Etrillée (6/1, 6/0 en 53 minutes) par la Russe Dinara Safina en juin dernier lors des Internationaux de France de Roland-Garros, tournoi qui lui avait permis de se révéler au grand public trois années plus tôt, Aravane Rezaï a eu sa revanche.
A Toronto, où sa route a croisé celle de la numéro un mondiale dès le deuxième tour, elle a cette fois-ci eu le dessus : 3/6, 6/2, 6/4. Reste désormais à confirmer ces bonnes dispositions : impossible de ne pas avoir remarqué combien la jeune carrière pro de la tenniswoman de 22 ans fonctionne en dents de scie. On rappellera, à titre d'exemple flagrant, que son parcours épique lors du tournoi d'Istambul en 2007, où elle s'était hissée jusqu'en finale (battue par sa bête noire Elena Dementieva) en sortant deux grosses clientes (les ex-numéros un mondiales Venus Williams et Maria Sharapova), ne connut pas de réelle confirmation par la suite - elle finira d'ailleurs la saison au 90e rang mondial...
Trois ans après s'être fait un nom et avoir engrangé un certain capital sympathie en accédant au troisième tour de Roland-Garros (elle s'était au préalable extraite des qualifications), puis en décrochant un huitième de finale à l'US Open (qui lui permit de boucler la saison à la 49e place mondiale un an après ses débuts sur le circuit pro), la saison 2009 sera-t-elle celle de l'explosion et de la constance ? Entamé à l'extrême limite du top 100, l'exercice en cours a vu la Stéphanoise d'origine iranienne remporter son premier titre à Strasbourg au mois de mai : elle pointe désormais au 39e rang mondial - le meilleur classement de sa carrière.

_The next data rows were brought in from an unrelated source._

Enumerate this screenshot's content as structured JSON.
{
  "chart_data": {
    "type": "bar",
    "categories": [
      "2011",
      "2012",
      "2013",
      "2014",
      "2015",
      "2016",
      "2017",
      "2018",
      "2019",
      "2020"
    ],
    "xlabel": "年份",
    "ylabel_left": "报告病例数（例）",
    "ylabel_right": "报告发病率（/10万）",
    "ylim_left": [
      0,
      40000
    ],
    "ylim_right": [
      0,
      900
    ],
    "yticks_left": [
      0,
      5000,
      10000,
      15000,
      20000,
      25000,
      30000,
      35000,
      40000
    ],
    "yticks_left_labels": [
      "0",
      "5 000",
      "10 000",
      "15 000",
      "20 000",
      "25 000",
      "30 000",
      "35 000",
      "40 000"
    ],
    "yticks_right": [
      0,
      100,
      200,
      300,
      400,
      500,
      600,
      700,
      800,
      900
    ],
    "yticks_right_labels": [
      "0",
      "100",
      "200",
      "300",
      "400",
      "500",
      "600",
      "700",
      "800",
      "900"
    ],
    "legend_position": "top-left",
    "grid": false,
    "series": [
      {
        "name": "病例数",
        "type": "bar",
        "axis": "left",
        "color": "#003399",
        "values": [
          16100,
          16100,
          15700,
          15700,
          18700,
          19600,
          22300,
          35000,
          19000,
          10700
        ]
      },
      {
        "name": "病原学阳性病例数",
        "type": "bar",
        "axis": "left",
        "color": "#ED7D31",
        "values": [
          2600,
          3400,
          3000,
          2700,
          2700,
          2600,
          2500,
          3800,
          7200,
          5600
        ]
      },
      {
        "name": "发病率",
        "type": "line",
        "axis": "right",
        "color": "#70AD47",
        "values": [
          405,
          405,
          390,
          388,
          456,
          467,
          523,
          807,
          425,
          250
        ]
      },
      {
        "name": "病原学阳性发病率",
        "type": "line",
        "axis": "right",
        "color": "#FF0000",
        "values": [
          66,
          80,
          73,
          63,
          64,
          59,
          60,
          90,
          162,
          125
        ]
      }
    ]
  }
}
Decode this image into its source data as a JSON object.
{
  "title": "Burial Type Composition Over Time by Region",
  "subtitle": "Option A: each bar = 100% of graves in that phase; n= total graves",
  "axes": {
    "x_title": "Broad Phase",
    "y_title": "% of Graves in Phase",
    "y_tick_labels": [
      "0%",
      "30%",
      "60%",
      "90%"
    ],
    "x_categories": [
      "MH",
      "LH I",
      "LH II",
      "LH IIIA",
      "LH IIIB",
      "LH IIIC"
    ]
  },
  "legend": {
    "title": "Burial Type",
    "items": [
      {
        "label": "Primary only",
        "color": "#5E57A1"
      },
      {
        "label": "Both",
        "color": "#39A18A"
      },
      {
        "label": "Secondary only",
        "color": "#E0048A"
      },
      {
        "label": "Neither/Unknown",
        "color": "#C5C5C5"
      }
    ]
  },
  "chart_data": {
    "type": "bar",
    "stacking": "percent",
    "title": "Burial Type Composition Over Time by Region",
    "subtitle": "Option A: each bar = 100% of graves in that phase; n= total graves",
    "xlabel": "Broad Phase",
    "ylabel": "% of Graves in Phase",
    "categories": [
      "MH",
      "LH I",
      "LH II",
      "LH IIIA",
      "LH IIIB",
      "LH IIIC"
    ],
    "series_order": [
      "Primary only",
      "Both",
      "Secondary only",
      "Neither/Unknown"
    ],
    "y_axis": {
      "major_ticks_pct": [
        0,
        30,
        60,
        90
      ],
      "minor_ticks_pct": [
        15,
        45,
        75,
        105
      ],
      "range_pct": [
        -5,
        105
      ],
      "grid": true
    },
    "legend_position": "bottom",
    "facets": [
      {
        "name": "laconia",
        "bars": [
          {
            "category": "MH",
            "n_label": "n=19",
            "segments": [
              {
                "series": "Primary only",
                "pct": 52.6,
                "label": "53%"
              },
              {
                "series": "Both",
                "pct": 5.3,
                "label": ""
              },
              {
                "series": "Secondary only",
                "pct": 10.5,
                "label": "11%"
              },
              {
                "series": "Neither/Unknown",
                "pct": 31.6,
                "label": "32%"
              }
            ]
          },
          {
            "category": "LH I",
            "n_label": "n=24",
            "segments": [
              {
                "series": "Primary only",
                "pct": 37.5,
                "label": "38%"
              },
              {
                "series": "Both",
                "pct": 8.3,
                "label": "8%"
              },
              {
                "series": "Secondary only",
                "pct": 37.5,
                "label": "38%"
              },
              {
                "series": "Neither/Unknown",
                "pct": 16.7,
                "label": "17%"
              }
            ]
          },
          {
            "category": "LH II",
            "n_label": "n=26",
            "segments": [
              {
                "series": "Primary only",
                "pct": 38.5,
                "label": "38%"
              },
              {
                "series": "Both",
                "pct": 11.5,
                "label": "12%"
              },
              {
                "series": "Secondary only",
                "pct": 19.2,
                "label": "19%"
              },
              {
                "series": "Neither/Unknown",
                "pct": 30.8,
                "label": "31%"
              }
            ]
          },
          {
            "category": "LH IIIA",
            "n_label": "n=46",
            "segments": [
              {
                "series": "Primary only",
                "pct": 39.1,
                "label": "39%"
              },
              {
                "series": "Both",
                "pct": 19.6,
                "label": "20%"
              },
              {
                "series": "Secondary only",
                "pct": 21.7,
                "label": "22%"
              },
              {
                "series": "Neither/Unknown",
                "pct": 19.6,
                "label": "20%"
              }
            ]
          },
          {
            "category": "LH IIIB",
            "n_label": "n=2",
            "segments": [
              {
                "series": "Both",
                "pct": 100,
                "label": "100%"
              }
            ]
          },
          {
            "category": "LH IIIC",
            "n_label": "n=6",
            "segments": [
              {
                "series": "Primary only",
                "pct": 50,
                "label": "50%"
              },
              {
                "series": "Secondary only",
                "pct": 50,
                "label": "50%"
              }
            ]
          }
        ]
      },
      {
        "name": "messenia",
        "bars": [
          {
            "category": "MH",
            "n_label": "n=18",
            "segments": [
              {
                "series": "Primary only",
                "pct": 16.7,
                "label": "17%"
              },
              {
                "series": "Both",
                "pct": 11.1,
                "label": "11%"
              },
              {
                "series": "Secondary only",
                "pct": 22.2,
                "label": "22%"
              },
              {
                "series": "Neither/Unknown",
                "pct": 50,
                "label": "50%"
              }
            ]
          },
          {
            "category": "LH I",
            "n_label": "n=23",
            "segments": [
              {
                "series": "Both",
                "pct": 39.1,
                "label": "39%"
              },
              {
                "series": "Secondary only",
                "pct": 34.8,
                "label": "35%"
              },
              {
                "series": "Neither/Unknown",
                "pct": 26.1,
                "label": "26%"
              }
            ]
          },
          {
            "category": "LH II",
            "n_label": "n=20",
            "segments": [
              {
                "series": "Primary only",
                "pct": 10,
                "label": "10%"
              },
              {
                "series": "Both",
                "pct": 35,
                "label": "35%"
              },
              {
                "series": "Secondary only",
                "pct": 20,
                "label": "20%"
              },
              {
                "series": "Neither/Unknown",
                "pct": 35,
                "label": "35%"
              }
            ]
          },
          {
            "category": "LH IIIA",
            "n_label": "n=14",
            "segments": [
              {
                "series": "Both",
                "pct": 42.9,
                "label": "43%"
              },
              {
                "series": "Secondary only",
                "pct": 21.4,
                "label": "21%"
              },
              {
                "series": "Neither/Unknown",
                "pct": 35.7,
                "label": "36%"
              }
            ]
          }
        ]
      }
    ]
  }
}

Une dynamique positive qui correspond peut-être également à un "assainissement" de sa pratique : l'influence de son père, Arsalan Rezaï, qui s'était signalé en étant l'auteur de violences verbales à l'encontre des parents d'une ancienne adversaire d'Aravane sur le circuit junior (il avait d'ailleurs écopé d'une amende de 500 euros), a longtemps été sujet à controverse. Après les premiers succès de 2006, où la jeune joueuse n'hésitait pas à affirmer son ambition de devenir la meilleure joueuse au monde, et où, comme le rappelait récemment le JDD, "on se plaisait à raconter l'histoire de cette fille d'immigrés iraniens, élevée au système D (une mère couturière, un père mécanicien, une camionnette qui sert de salle à manger et de chambre à coucher à travers l'Europe et ses tournois)", Arsalan pilote Aravane, son espoir d'ascension sociale. Un arrivisme qui, combiné à une défiance exacerbée à l'égard des instances officielles (la FFT), conduit à des épisodes peu glorieux : suite à une violent altercation avec le capitaine de Fed Cup, George Goven, en février 2007), la paire Rezaï père & fille est assignée en justice. Verdict : deux ans d'interdiction de compétition pour le père d'Aravane. Une décision de justice sans doute salutaire : Arsalan est contraint de passer le flambeau du coaching à son fils Anouch (ça reste dans la famille), et d'inviter Patrick Mouratouglou (directeur de l'académie éponyme et coach de Marcos Baghdatis) à renforcer le staff familial en qualité de conseiller.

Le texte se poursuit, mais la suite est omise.